相続において、代償交付金が用意できない場合などでは、当面の解決策として不動産の共有が一つの選択肢となります。
しかし、不動産の共有は、管理や賃貸収入、固定資産税の負担、売却に係る意見の不一致などトラブルが生じることがあり、注意が必要です。

土地の共有は、一筆(一評価単位)の土地を複数人で所有することを意味し、形式的には公平な遺産分割といえますが、実質的に複数の不動産オーナーが存することになるので、将来的に建物を建て替えたい、売却して現金化したい、といった個人の意見の主張により問題が顕在化することがあります。

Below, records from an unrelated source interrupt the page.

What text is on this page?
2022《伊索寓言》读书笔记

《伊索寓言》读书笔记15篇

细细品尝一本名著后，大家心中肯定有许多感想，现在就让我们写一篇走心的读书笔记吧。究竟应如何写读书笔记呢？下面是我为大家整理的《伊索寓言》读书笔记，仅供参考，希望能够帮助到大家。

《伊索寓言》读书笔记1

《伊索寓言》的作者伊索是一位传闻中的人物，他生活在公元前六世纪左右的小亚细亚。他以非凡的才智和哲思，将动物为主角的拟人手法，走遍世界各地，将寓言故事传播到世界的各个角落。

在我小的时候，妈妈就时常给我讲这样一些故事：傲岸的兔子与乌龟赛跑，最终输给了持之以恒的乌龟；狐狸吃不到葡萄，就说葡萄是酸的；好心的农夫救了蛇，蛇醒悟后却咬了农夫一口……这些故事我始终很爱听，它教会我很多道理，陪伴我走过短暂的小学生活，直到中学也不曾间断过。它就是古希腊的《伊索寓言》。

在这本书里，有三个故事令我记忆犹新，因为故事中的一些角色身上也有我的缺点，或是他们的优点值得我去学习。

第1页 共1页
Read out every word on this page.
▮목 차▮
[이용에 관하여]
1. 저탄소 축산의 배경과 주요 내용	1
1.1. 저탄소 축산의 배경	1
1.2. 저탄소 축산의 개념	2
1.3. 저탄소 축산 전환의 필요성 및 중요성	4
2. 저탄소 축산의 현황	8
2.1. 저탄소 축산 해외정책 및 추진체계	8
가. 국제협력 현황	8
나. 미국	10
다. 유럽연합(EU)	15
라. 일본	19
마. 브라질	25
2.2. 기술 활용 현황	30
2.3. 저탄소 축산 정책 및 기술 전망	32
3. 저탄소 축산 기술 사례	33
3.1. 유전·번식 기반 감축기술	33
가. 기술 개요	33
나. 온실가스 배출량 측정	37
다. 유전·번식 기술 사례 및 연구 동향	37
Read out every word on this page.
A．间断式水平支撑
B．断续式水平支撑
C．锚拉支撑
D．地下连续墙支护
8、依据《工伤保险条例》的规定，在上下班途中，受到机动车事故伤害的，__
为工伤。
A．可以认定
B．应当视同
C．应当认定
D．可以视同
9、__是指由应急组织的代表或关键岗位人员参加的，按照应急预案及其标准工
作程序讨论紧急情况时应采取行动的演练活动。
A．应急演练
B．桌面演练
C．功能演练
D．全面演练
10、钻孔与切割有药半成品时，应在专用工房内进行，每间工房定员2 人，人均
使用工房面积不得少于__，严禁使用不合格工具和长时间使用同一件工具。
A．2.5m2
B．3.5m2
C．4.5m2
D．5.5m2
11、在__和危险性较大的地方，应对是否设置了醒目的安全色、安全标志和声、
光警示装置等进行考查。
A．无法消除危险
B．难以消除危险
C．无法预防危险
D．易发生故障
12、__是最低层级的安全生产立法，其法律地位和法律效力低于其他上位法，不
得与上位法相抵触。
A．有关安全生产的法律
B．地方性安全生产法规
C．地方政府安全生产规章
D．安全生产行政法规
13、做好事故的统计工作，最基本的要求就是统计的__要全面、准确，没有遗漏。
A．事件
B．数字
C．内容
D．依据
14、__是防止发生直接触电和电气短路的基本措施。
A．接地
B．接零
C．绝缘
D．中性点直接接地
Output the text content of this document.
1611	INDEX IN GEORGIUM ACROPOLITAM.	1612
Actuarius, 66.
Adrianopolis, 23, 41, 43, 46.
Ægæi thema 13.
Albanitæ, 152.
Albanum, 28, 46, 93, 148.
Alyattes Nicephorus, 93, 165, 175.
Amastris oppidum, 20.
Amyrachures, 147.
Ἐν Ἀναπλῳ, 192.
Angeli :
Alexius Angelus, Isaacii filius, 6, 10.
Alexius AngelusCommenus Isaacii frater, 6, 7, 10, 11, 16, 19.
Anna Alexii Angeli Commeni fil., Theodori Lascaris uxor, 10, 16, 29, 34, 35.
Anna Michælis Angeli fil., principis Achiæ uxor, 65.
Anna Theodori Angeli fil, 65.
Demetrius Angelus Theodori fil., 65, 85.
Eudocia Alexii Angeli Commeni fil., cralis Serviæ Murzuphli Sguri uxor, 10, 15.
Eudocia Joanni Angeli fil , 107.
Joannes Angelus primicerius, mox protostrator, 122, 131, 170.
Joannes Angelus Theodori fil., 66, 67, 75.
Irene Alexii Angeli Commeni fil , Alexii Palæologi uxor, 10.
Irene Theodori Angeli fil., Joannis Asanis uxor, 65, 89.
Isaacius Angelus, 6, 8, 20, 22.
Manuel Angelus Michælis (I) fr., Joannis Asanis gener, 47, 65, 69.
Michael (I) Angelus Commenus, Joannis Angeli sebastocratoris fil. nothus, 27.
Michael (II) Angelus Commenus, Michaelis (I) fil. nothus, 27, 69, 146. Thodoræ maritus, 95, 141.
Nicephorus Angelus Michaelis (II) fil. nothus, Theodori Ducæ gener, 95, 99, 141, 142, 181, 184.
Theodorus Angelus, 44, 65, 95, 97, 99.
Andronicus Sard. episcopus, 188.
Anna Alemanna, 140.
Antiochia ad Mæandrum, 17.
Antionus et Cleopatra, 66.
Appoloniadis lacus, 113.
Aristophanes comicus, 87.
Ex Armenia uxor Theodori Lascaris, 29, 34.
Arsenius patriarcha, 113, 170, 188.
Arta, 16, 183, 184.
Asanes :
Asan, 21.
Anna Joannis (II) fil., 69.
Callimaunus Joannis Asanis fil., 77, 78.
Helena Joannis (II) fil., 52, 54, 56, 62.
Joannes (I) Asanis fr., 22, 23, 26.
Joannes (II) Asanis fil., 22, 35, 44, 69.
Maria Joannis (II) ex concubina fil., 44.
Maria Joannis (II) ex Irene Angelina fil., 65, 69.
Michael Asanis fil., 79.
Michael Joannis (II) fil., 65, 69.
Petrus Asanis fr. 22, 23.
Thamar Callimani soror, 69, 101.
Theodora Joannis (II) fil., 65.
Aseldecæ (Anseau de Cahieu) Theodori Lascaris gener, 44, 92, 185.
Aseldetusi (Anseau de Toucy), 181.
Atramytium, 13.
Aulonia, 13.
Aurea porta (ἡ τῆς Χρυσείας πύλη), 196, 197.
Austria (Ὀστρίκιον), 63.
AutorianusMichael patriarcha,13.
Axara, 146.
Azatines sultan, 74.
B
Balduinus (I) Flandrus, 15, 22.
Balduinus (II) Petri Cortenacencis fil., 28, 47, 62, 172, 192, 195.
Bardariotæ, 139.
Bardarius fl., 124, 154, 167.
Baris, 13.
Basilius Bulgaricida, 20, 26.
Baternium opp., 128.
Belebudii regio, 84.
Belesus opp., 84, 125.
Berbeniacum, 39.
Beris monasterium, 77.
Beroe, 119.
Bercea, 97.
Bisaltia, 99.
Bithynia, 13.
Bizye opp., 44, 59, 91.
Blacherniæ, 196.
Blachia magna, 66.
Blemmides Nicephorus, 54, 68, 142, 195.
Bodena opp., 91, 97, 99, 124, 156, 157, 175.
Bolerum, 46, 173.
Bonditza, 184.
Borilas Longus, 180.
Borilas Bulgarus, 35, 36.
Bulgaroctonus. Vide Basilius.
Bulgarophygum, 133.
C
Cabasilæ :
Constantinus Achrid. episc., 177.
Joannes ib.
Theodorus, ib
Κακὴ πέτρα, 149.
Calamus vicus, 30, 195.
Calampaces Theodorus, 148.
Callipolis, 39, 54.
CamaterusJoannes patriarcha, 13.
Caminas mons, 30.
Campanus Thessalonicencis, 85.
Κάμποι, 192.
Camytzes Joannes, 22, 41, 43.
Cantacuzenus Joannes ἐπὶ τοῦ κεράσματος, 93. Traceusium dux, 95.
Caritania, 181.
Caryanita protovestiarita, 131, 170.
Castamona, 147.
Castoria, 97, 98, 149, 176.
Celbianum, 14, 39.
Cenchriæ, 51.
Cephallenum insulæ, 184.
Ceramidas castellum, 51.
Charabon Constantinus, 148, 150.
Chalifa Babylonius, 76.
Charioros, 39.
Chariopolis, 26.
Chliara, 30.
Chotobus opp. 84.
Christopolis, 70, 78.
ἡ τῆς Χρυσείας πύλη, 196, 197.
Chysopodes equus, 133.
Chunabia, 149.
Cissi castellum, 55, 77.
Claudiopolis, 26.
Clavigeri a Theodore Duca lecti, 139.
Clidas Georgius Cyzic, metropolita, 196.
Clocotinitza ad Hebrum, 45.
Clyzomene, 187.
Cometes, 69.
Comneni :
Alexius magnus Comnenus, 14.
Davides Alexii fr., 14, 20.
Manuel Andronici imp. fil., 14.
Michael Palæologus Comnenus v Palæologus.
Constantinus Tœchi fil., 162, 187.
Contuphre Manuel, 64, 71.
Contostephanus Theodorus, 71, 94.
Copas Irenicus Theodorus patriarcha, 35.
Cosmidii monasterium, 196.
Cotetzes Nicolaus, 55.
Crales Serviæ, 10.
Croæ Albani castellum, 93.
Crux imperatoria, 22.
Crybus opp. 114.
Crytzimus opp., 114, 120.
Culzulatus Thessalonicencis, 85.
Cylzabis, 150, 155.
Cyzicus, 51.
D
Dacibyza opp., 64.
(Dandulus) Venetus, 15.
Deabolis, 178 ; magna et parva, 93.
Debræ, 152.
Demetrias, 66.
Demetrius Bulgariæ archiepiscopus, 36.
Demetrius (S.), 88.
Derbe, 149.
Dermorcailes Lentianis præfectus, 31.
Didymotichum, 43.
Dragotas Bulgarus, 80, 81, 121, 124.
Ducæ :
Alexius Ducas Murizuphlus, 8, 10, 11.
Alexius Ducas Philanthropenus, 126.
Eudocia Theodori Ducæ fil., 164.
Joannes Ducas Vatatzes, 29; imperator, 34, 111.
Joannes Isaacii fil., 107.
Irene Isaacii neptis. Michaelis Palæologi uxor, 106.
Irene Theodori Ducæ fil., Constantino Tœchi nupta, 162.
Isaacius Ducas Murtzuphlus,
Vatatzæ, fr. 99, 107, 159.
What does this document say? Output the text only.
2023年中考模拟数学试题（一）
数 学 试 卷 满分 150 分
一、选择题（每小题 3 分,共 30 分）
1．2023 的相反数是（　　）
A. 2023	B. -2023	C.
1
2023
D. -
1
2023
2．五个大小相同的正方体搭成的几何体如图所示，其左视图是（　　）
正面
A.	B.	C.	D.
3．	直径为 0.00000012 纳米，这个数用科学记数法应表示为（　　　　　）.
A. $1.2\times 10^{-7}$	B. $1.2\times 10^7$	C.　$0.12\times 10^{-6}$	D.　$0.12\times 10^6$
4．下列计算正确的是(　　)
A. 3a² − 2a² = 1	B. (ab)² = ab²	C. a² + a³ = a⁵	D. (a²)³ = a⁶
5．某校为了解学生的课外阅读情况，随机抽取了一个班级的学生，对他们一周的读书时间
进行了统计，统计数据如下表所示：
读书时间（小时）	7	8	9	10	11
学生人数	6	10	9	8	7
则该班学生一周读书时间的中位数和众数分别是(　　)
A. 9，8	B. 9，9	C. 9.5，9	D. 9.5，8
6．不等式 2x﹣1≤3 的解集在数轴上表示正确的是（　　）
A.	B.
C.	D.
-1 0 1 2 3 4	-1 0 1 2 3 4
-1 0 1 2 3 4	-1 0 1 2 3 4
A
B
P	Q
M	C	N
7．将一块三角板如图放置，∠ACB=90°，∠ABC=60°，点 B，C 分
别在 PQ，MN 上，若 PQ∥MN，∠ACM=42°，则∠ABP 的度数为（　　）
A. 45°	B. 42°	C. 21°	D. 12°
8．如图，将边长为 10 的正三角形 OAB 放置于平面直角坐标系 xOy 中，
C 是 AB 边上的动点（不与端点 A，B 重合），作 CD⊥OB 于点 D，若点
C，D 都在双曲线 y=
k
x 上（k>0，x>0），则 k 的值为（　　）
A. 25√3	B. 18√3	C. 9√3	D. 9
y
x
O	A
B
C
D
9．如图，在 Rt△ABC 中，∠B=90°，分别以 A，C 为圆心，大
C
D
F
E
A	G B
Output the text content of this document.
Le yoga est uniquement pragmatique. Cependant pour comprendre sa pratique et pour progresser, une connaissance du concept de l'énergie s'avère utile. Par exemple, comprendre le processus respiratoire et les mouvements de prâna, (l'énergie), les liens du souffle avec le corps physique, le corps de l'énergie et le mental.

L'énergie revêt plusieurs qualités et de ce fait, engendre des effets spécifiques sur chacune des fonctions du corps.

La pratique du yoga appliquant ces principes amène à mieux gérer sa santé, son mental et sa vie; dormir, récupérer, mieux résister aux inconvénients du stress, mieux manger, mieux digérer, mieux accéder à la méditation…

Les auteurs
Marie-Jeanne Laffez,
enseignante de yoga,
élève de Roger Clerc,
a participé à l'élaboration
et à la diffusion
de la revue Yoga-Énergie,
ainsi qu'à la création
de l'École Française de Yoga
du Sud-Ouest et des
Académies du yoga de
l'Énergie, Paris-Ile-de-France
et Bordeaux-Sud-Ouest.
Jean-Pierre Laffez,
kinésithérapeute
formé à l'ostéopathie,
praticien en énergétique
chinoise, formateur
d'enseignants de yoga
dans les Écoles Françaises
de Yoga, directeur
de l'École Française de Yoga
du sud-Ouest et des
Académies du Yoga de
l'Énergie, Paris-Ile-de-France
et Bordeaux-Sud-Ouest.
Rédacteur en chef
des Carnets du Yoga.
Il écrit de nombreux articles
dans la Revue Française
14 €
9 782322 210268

共有者同士の仲が良好な場合は特に問題ありませんが、共有者が死亡し持分が相続されると、共有者が増加することもあり、共有者間の関係がより薄くなっていくことがあります。
(顔を見たことがない親戚と不動産を共有することもありえます)

最悪の場合、お互いの主張がぶつかり合い、話し合いが硬直化し、売却や建て替えができないような事態にもなりかねません。
安易に共有を選択するのではなく、現金化・(代償)分割・組み換えなどの方法も検討してみてはいかがでしょうか。

共有でも問題ないと思われるケース

  • 一時相続で配偶者(父または母)とその子で共有し、二次相続で単独所有とする場合
  • 現物分割ができる場合(所得税基本通達33-1の6)
  • 相続税評価において「地積規模の大きな宅地」の適用を受けるため、あえて共有にする場合(後々を見越して、分割後の単独評価した価値割合に合わせて、持分割合を算定することが望ましい)

なお、共有地の分割、共有持分の交換の場面において、差金が2割を超えると固定資産の交換の特例(所得税法第58条)は適用されず、両者ともに譲渡扱いになるため、取得費が不明で概算取得費5%適用の場合など、多額の所得税が課せられる恐れがあることに注意してください。